Pour Hind, le chemin qui l’a menée là où elle se trouve aujourd’hui n’a pas été des plus faciles. Elle s’est vue soumise à une pression d’autant plus forte que jusqu’en 2018, aucune femme n’avait été cheffe de camp dans la vallée de la Bekaa, dans l’est du Liban, où sont concentrés la plupart des réfugiés. Elle a tout d’abord dû obtenir l’accord et le soutien de son mari, qui travaille sur le continent africain (étant donné le manque d’opportunités au Liban). Ensuite, elle a dû gagner le respect de la communauté des réfugiés, qui obéit à une structure tribale, ce qui sous-entend l’appartenance à la famille et la soumission au chef, qui est toujours un homme. « Comme mon mari est absent, c’est mon fils aîné qui doit donner son accord  », précise Hind.

« Quand ils [ma famille] ont vu que la communauté me faisait confiance, que j’étais respectée et que j’aimais faire mon travail, ils m’ont soutenue », dit-elle.

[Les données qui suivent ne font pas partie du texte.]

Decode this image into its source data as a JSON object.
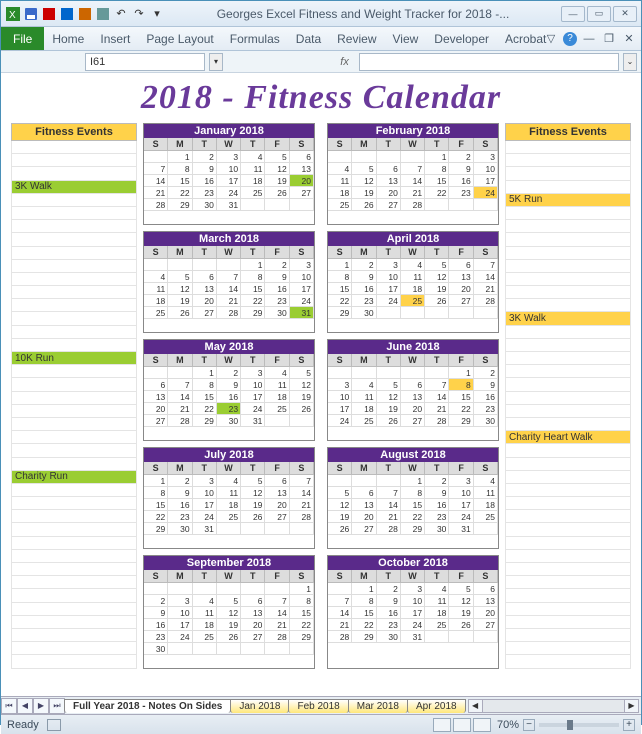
{
  "titlebar": {
    "doc": "Georges Excel Fitness and Weight Tracker for 2018 -..."
  },
  "ribbon": {
    "file": "File",
    "tabs": [
      "Home",
      "Insert",
      "Page Layout",
      "Formulas",
      "Data",
      "Review",
      "View",
      "Developer",
      "Acrobat"
    ]
  },
  "namebox": "I61",
  "fx_label": "fx",
  "page_title": "2018 - Fitness Calendar",
  "side_head": "Fitness Events",
  "left_events": [
    {
      "row": 3,
      "label": "3K Walk",
      "cls": "g"
    },
    {
      "row": 16,
      "label": "10K Run",
      "cls": "g"
    },
    {
      "row": 25,
      "label": "Charity Run",
      "cls": "g"
    }
  ],
  "right_events": [
    {
      "row": 4,
      "label": "5K Run",
      "cls": "y"
    },
    {
      "row": 13,
      "label": "3K Walk",
      "cls": "y"
    },
    {
      "row": 22,
      "label": "Charity Heart Walk",
      "cls": "y"
    }
  ],
  "dow": [
    "S",
    "M",
    "T",
    "W",
    "T",
    "F",
    "S"
  ],
  "months": [
    {
      "name": "January 2018",
      "start": 1,
      "days": 31,
      "hl": [
        {
          "d": 20,
          "c": "g"
        }
      ]
    },
    {
      "name": "February 2018",
      "start": 4,
      "days": 28,
      "hl": [
        {
          "d": 24,
          "c": "y"
        }
      ]
    },
    {
      "name": "March 2018",
      "start": 4,
      "days": 31,
      "hl": [
        {
          "d": 31,
          "c": "g"
        }
      ]
    },
    {
      "name": "April 2018",
      "start": 0,
      "days": 30,
      "hl": [
        {
          "d": 25,
          "c": "y"
        }
      ]
    },
    {
      "name": "May 2018",
      "start": 2,
      "days": 31,
      "hl": [
        {
          "d": 23,
          "c": "g"
        }
      ]
    },
    {
      "name": "June 2018",
      "start": 5,
      "days": 30,
      "hl": [
        {
          "d": 8,
          "c": "y"
        }
      ]
    },
    {
      "name": "July 2018",
      "start": 0,
      "days": 31,
      "hl": []
    },
    {
      "name": "August 2018",
      "start": 3,
      "days": 31,
      "hl": []
    },
    {
      "name": "September 2018",
      "start": 6,
      "days": 30,
      "hl": []
    },
    {
      "name": "October 2018",
      "start": 1,
      "days": 31,
      "hl": []
    }
  ],
  "sheet_tabs": [
    "Full Year 2018 - Notes On Sides",
    "Jan 2018",
    "Feb 2018",
    "Mar 2018",
    "Apr 2018"
  ],
  "status": {
    "ready": "Ready",
    "zoom": "70%"
  }
}
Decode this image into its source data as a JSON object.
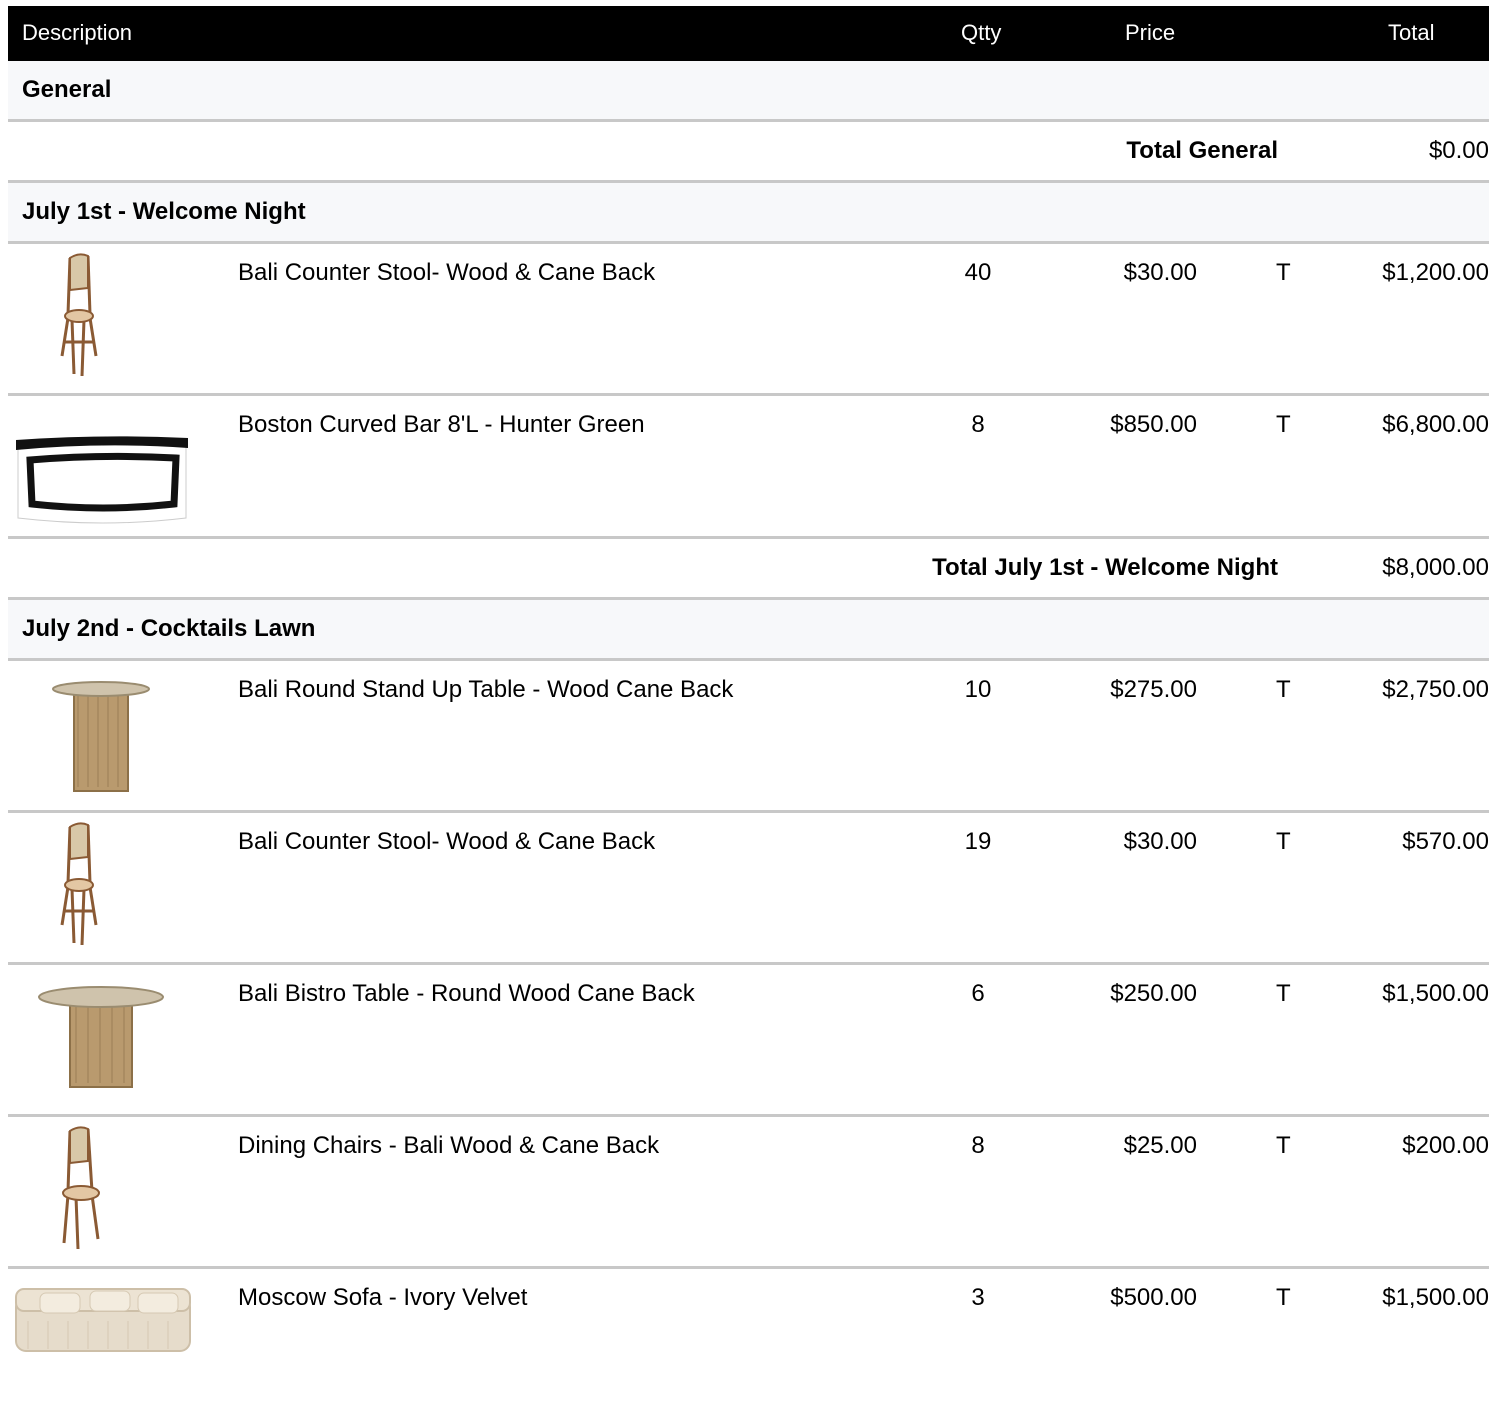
{
  "header": {
    "description": "Description",
    "qty": "Qtty",
    "price": "Price",
    "total": "Total"
  },
  "sections": [
    {
      "title": "General",
      "total_label": "Total General",
      "total_value": "$0.00"
    },
    {
      "title": "July 1st - Welcome Night",
      "total_label": "Total July 1st - Welcome Night",
      "total_value": "$8,000.00"
    },
    {
      "title": "July 2nd - Cocktails Lawn"
    }
  ],
  "items": [
    {
      "description": "Bali  Counter Stool- Wood & Cane Back",
      "qty": "40",
      "price": "$30.00",
      "tax": "T",
      "total": "$1,200.00",
      "icon": "counter-stool-icon"
    },
    {
      "description": "Boston Curved Bar 8'L - Hunter Green",
      "qty": "8",
      "price": "$850.00",
      "tax": "T",
      "total": "$6,800.00",
      "icon": "curved-bar-icon"
    },
    {
      "description": "Bali Round Stand Up Table - Wood Cane Back",
      "qty": "10",
      "price": "$275.00",
      "tax": "T",
      "total": "$2,750.00",
      "icon": "stand-up-table-icon"
    },
    {
      "description": "Bali  Counter Stool- Wood & Cane Back",
      "qty": "19",
      "price": "$30.00",
      "tax": "T",
      "total": "$570.00",
      "icon": "counter-stool-icon"
    },
    {
      "description": "Bali Bistro Table - Round Wood Cane Back",
      "qty": "6",
      "price": "$250.00",
      "tax": "T",
      "total": "$1,500.00",
      "icon": "bistro-table-icon"
    },
    {
      "description": "Dining Chairs - Bali Wood & Cane Back",
      "qty": "8",
      "price": "$25.00",
      "tax": "T",
      "total": "$200.00",
      "icon": "dining-chair-icon"
    },
    {
      "description": "Moscow Sofa - Ivory Velvet",
      "qty": "3",
      "price": "$500.00",
      "tax": "T",
      "total": "$1,500.00",
      "icon": "sofa-icon"
    }
  ]
}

« Les gens m’apprécient parce que je suis honnête et parce que je suis à l’écoute de la communauté », déclare Hind, faisant allusion au fait que le shawish est considéré comme une personne autoritaire, qui suscite le respect au sein de sa communauté. Le shawish est de surcroît investi de pouvoirs décisionnels : il autorise ou interdit l’entrée de réfugiés dans un camp, il embauche et rémunère les travailleurs journaliers et soumet souvent les femmes à un traitement inégal.

Hind, pour sa part, veille à ce que les femmes qui travaillent dans les champs reçoivent leur dû. Elle surveille les distributions de nourriture et de vêtements, pour s’assurer que l’aide humanitaire parvient équitablement à toutes les familles, et veille à ce que le camp reste propre. La dirigeante a, à proprement parler, assumé la direction de son camp, qu’elle a rebaptisé « Jasmin » et garni de ces fleurs pour rappeler le parfum de son jardin à Damas. Il y a quelques années, elle a été élue cheffe de deux autres camps voisins.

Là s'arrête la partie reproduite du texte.